Islamic Law Won’t Protect Muslim Cab Drivers
APRIL 17, 2007
After months of stalling, commissioners at one of the nation’s busiest airports have finally voted to crack down on Muslim cab drivers who regularly use Islamic rule to discriminate against passengers carrying liquor or guide dogs.
Although the state agency that licenses them prohibits discrimination and allows fare refusal only for safety reasons, Muslim taxi drivers at Minnesota’s largest airport regularly turn down hundreds of customers simply because they have sealed alcoholic containers or a dog.
The Minnesota Chapter of the Muslim American Society avidly defends the discriminatory practice because Islamic law forbids drinking, selling and transporting alcohol therefore driving a passenger in possession of it is a sin. Islam also considers the saliva of dogs, even federally protected guide dogs, to be unclean.
The Islamic defense will no longer protect the state’s Muslim cab drivers, thanks to the Metropolitan Airport Commission’s unanimous decision this week to punish drivers refusing service. The commission’s 11-0 vote, emphasizing that Islamic law does not rule in the United States, means airport taxi drivers who refuse riders will face 30-day suspensions and repeat offenders will have their license revoked for two years.
The decision makes Minnesota the country’s first state or municipality to crack down on a widespread problem of Muslim cabbies that use religious grounds to discriminate against passengers. Commissioners had no choice but to address the growing problem at Minneapolis-St. Paul International Airport, where three quarters of the 900 licensed taxi drivers are Muslim.

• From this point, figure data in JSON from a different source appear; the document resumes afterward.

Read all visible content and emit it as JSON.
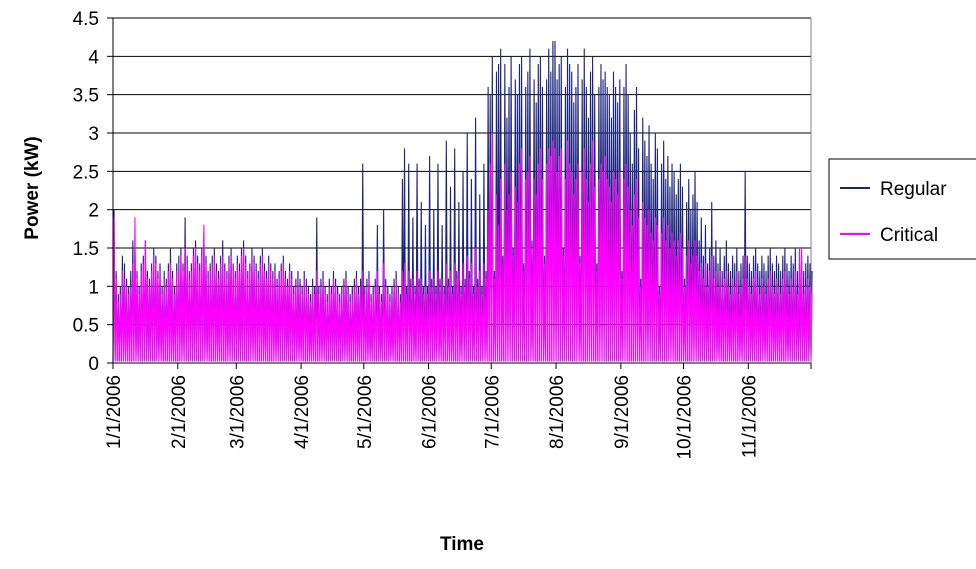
{
  "chart_data": {
    "type": "line",
    "title": "",
    "xlabel": "Time",
    "ylabel": "Power (kW)",
    "xlim": [
      "1/1/2006",
      "12/1/2006"
    ],
    "ylim": [
      0,
      4.5
    ],
    "x_ticks": [
      "1/1/2006",
      "2/1/2006",
      "3/1/2006",
      "4/1/2006",
      "5/1/2006",
      "6/1/2006",
      "7/1/2006",
      "8/1/2006",
      "9/1/2006",
      "10/1/2006",
      "11/1/2006"
    ],
    "y_ticks": [
      0,
      0.5,
      1,
      1.5,
      2,
      2.5,
      3,
      3.5,
      4,
      4.5
    ],
    "grid": "horizontal",
    "legend_position": "right",
    "series": [
      {
        "name": "Regular",
        "color": "#1a237e",
        "daily_peak_kW": [
          2.0,
          1.2,
          0.9,
          1.0,
          1.4,
          1.3,
          1.1,
          1.0,
          1.2,
          1.6,
          1.5,
          1.2,
          1.0,
          1.3,
          1.4,
          1.6,
          1.2,
          1.1,
          1.3,
          1.5,
          1.4,
          1.2,
          1.3,
          1.0,
          1.2,
          1.1,
          1.3,
          1.5,
          1.2,
          1.0,
          1.3,
          1.4,
          1.5,
          1.3,
          1.9,
          1.4,
          1.2,
          1.3,
          1.5,
          1.6,
          1.4,
          1.3,
          1.5,
          1.7,
          1.4,
          1.2,
          1.3,
          1.4,
          1.5,
          1.3,
          1.2,
          1.4,
          1.6,
          1.3,
          1.2,
          1.4,
          1.5,
          1.3,
          1.2,
          1.4,
          1.3,
          1.5,
          1.6,
          1.4,
          1.2,
          1.3,
          1.5,
          1.4,
          1.3,
          1.2,
          1.4,
          1.5,
          1.3,
          1.2,
          1.4,
          1.3,
          1.2,
          1.3,
          1.1,
          1.2,
          1.3,
          1.4,
          1.2,
          1.1,
          1.3,
          1.2,
          1.0,
          1.1,
          1.2,
          1.1,
          1.0,
          1.2,
          1.1,
          1.0,
          0.9,
          1.1,
          1.0,
          1.9,
          1.0,
          1.1,
          1.2,
          1.0,
          0.9,
          1.1,
          1.0,
          1.2,
          1.1,
          1.0,
          0.9,
          1.0,
          1.1,
          1.2,
          1.0,
          0.9,
          1.0,
          1.1,
          1.2,
          1.0,
          1.1,
          2.6,
          1.0,
          1.1,
          1.2,
          0.9,
          1.0,
          1.1,
          1.8,
          1.0,
          0.9,
          2.0,
          1.1,
          1.0,
          0.9,
          1.0,
          1.1,
          1.2,
          1.0,
          0.9,
          2.4,
          2.8,
          1.0,
          2.6,
          1.1,
          1.9,
          1.0,
          2.6,
          1.1,
          2.1,
          1.0,
          1.8,
          1.0,
          2.7,
          1.1,
          2.0,
          1.0,
          2.6,
          1.1,
          1.8,
          1.0,
          2.9,
          1.1,
          2.3,
          1.0,
          2.8,
          1.2,
          2.1,
          1.0,
          2.5,
          1.1,
          3.0,
          1.2,
          2.4,
          1.0,
          3.2,
          1.1,
          2.2,
          1.0,
          2.6,
          1.2,
          3.6,
          3.5,
          4.0,
          1.2,
          3.8,
          3.9,
          4.1,
          1.4,
          3.9,
          3.2,
          3.6,
          4.0,
          1.5,
          3.7,
          3.5,
          3.9,
          4.0,
          1.3,
          3.6,
          3.8,
          4.1,
          1.6,
          3.7,
          3.4,
          3.9,
          4.0,
          3.6,
          1.4,
          3.7,
          4.1,
          3.8,
          4.2,
          4.2,
          3.7,
          3.9,
          4.0,
          1.5,
          3.6,
          4.1,
          3.9,
          3.8,
          3.4,
          3.6,
          3.9,
          1.4,
          3.7,
          4.1,
          3.6,
          3.2,
          3.8,
          4.0,
          3.5,
          1.3,
          3.6,
          3.9,
          3.7,
          3.8,
          3.6,
          3.5,
          3.2,
          3.8,
          3.6,
          3.4,
          3.7,
          1.2,
          3.6,
          3.9,
          3.5,
          3.0,
          2.6,
          3.3,
          3.6,
          2.8,
          1.1,
          3.2,
          2.9,
          2.7,
          3.1,
          2.6,
          2.4,
          3.0,
          2.8,
          1.0,
          2.6,
          2.9,
          2.4,
          2.7,
          2.3,
          2.6,
          2.5,
          2.2,
          2.4,
          2.6,
          2.3,
          1.1,
          2.1,
          2.4,
          2.0,
          2.2,
          2.5,
          2.1,
          1.6,
          1.9,
          1.4,
          1.8,
          1.3,
          1.5,
          2.1,
          1.4,
          1.6,
          1.3,
          1.5,
          1.2,
          1.4,
          1.6,
          1.3,
          1.2,
          1.4,
          1.3,
          1.5,
          1.2,
          1.3,
          1.4,
          2.5,
          1.4,
          1.3,
          1.2,
          1.4,
          1.5,
          1.3,
          1.2,
          1.4,
          1.3,
          1.2,
          1.4,
          1.5,
          1.3,
          1.2,
          1.4,
          1.3,
          1.2,
          1.4,
          1.5,
          1.3,
          1.2,
          1.4,
          1.3,
          1.5,
          1.2,
          1.3,
          1.4,
          1.2,
          1.3,
          1.4,
          1.3,
          1.2,
          1.4,
          1.3,
          1.2,
          1.4,
          1.3,
          1.2,
          1.0,
          1.3,
          1.2,
          1.1,
          1.3,
          1.2,
          1.1,
          1.0,
          1.2,
          1.1,
          1.3,
          1.2,
          1.1,
          1.0,
          1.2,
          1.3,
          1.1,
          1.2,
          1.0,
          1.1,
          1.2,
          1.0,
          0.9
        ]
      },
      {
        "name": "Critical",
        "color": "#ff00ff",
        "daily_peak_kW": [
          1.9,
          1.1,
          0.8,
          0.9,
          1.2,
          1.1,
          1.0,
          0.9,
          1.0,
          1.3,
          1.9,
          1.1,
          0.9,
          1.2,
          1.3,
          1.6,
          1.1,
          1.0,
          1.2,
          1.4,
          1.3,
          1.1,
          1.2,
          0.9,
          1.1,
          1.0,
          1.2,
          1.3,
          1.1,
          0.9,
          1.2,
          1.3,
          1.4,
          1.2,
          1.5,
          1.3,
          1.1,
          1.2,
          1.4,
          1.5,
          1.3,
          1.2,
          1.4,
          1.8,
          1.3,
          1.1,
          1.2,
          1.3,
          1.4,
          1.2,
          1.1,
          1.3,
          1.4,
          1.2,
          1.1,
          1.3,
          1.4,
          1.2,
          1.1,
          1.3,
          1.2,
          1.4,
          1.5,
          1.3,
          1.1,
          1.2,
          1.4,
          1.3,
          1.2,
          1.1,
          1.3,
          1.4,
          1.2,
          1.1,
          1.3,
          1.2,
          1.1,
          1.2,
          1.0,
          1.1,
          1.2,
          1.3,
          1.1,
          1.0,
          1.2,
          1.1,
          0.9,
          1.0,
          1.1,
          1.0,
          0.9,
          1.1,
          1.0,
          0.9,
          0.8,
          1.0,
          0.9,
          1.2,
          0.9,
          1.0,
          1.1,
          0.9,
          0.8,
          1.0,
          0.9,
          1.1,
          1.0,
          0.9,
          0.8,
          0.9,
          1.0,
          1.1,
          0.9,
          0.8,
          0.9,
          1.0,
          1.1,
          0.9,
          1.0,
          1.2,
          0.9,
          1.0,
          1.1,
          0.8,
          0.9,
          1.0,
          1.2,
          0.9,
          0.8,
          1.3,
          1.0,
          0.9,
          0.8,
          0.9,
          1.0,
          1.1,
          0.9,
          0.8,
          1.2,
          1.3,
          0.9,
          1.2,
          1.0,
          1.1,
          0.9,
          1.2,
          1.0,
          1.1,
          0.9,
          1.0,
          0.9,
          1.2,
          1.0,
          1.1,
          0.9,
          1.2,
          1.0,
          1.1,
          0.9,
          1.3,
          1.0,
          1.2,
          0.9,
          1.3,
          1.1,
          1.2,
          0.9,
          1.3,
          1.0,
          1.4,
          1.1,
          1.3,
          0.9,
          1.5,
          1.0,
          1.2,
          0.9,
          1.3,
          1.1,
          2.0,
          2.6,
          3.0,
          1.1,
          2.2,
          1.8,
          2.4,
          1.3,
          2.6,
          2.0,
          2.2,
          2.5,
          1.4,
          2.3,
          2.1,
          2.6,
          2.8,
          1.2,
          2.4,
          2.5,
          2.7,
          1.5,
          2.4,
          2.2,
          2.6,
          2.8,
          2.4,
          1.3,
          2.6,
          2.8,
          2.7,
          2.9,
          2.8,
          2.5,
          2.7,
          2.8,
          1.4,
          2.4,
          2.9,
          2.6,
          2.5,
          2.2,
          2.4,
          2.6,
          1.3,
          2.5,
          2.8,
          2.4,
          2.1,
          2.6,
          2.9,
          2.3,
          1.2,
          2.4,
          2.6,
          2.5,
          2.7,
          2.4,
          2.3,
          2.1,
          2.5,
          2.4,
          2.2,
          2.5,
          1.1,
          2.4,
          2.6,
          2.3,
          2.0,
          1.8,
          2.2,
          2.4,
          1.9,
          1.0,
          2.1,
          1.9,
          1.8,
          2.0,
          1.7,
          1.6,
          1.9,
          1.8,
          0.9,
          1.7,
          1.9,
          1.6,
          1.8,
          1.5,
          1.7,
          1.6,
          1.4,
          1.6,
          1.7,
          1.5,
          1.0,
          1.4,
          1.6,
          1.3,
          1.4,
          1.6,
          1.4,
          1.2,
          1.3,
          1.1,
          1.3,
          1.0,
          1.2,
          1.4,
          1.1,
          1.2,
          1.0,
          1.2,
          1.0,
          1.1,
          1.2,
          1.0,
          0.9,
          1.1,
          1.0,
          1.2,
          0.9,
          1.0,
          1.1,
          1.4,
          1.1,
          1.0,
          0.9,
          1.1,
          1.2,
          1.0,
          0.9,
          1.1,
          1.0,
          0.9,
          1.1,
          1.2,
          1.0,
          0.9,
          1.1,
          1.0,
          0.9,
          1.1,
          1.2,
          1.0,
          0.9,
          1.1,
          1.0,
          1.2,
          0.9,
          1.5,
          1.5,
          0.9,
          1.0,
          1.1,
          1.0,
          0.9,
          1.1,
          1.0,
          0.9,
          1.1,
          1.0,
          0.9,
          0.8,
          1.0,
          0.9,
          0.8,
          1.0,
          0.9,
          0.8,
          0.7,
          0.9,
          0.8,
          1.0,
          0.9,
          1.8,
          0.7,
          0.9,
          1.0,
          0.8,
          0.9,
          0.7,
          0.8,
          0.9,
          0.7,
          0.6
        ]
      }
    ]
  }
}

The airport annually services around 40 million passengers and thousands were annually stranded without a ride because Muslim cab drivers refused to transport them. Although Muslim leaders are calling it a harsh penalty against fellow Americans practicing their faith, airport officials say the new law simply sends a message that if you want to drive at this airport you must take all customers.
Advocates of Islamic rights have vowed to challenge the law in court, claiming it violates the Muslim cab driver’s religious freedom. One news blog suggests the Muslim drivers not seek fares in venues that may violate their religious principles and that they shouldn’t expect the venue, specially a governmental one required by law not to discriminate, to accommodate their discriminatory preferences.